В конце месяца за ради плана в нашем сельпо даже цейлонский чай выбрасывали! Можно ли было сомневаться, что в таких же обстоятельствах санэпидстанция не перестреляет, если надо, все живое, бегающее на четырех ногах по улицам поселка?
Я разыскал в сарае цепи. Они были противны даже на ощупь — в рыжей мокрой ржавчине, прилипающей к рукам.
…Я приколачивал цепи к крыльцу — огромными двенадцатидюймовыми гвоздями — и вдруг заметил: никак не могу совладать с гримасой брезгливости на лице.
— Вы уж простите меня, ребятишки! — сказал я псам, пристегивая цепи. — Это ненадолго. Для вашей же пользы. Сами будете потом кланяться и благодарить.
Собаки никак не протестовали. С грустным любопытством обнюхали оковы. Джек, конечно, пару раз дернулся — к вороне, которая быстро сообразив, что происходит, слетела с яблони и начала расхаживать под носом у собак, явно издеваясь и злорадствуя.
Убедившись, что цепи крепки, Джек маленько поскулил, но, поскольку дело было к вечеру, полез под крыльцо.
Братишка забрался туда сразу. Может, для того, чтобы обдумать новую жизненную ситуацию. А может, — просто решил с присущим ему философизмом, что утро вечера мудренее.
А наутро жена разбудила меня чуть не плача.
— Скорее! Посмотри, что с ними! По-моему, они мертвые!
…Они действительно лежали, как два трупа. Мордой обратившись к морде друг друга. И уже — едва дышали. Как они умудрились так перепутаться цепями, ума не приложу. Они чуть не задушили друг друга.

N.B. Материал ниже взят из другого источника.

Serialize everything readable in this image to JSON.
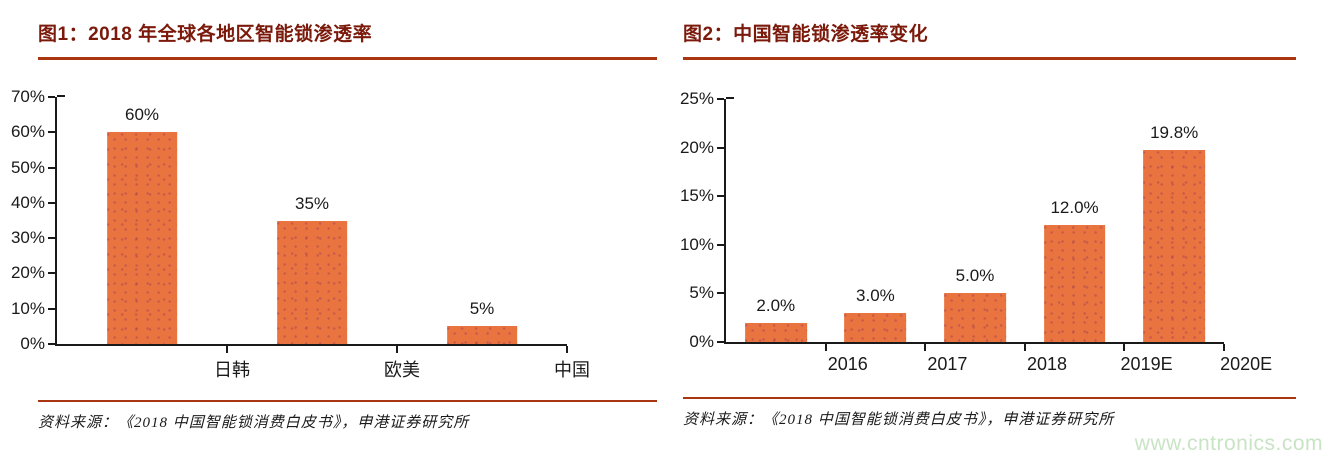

Лежали, мертвецки измученные, и были такие незнакомо-грустно-покорные, что я чуть не пустил слезу, ей-богу, когда освобождал их от оков.
Федька крутился рядом. Обнюхивал то одного, то другого собрата. Был растерян, взволнован и преисполнен самого искреннего, хоть и бестолкового, участия. Вдруг сорвался и сломя голову помчался на соседский участок, где он недавно обнаружил под снегом залежи восхитительного коровяка, и вскоре примчался назад, неся огромную мерзлую лепеху. С ложной скромностью положил он ее перед собаками. И очень, кажется, был поражен равнодушием, с каким отнеслись они к этому царскому, без сомнения, подарку.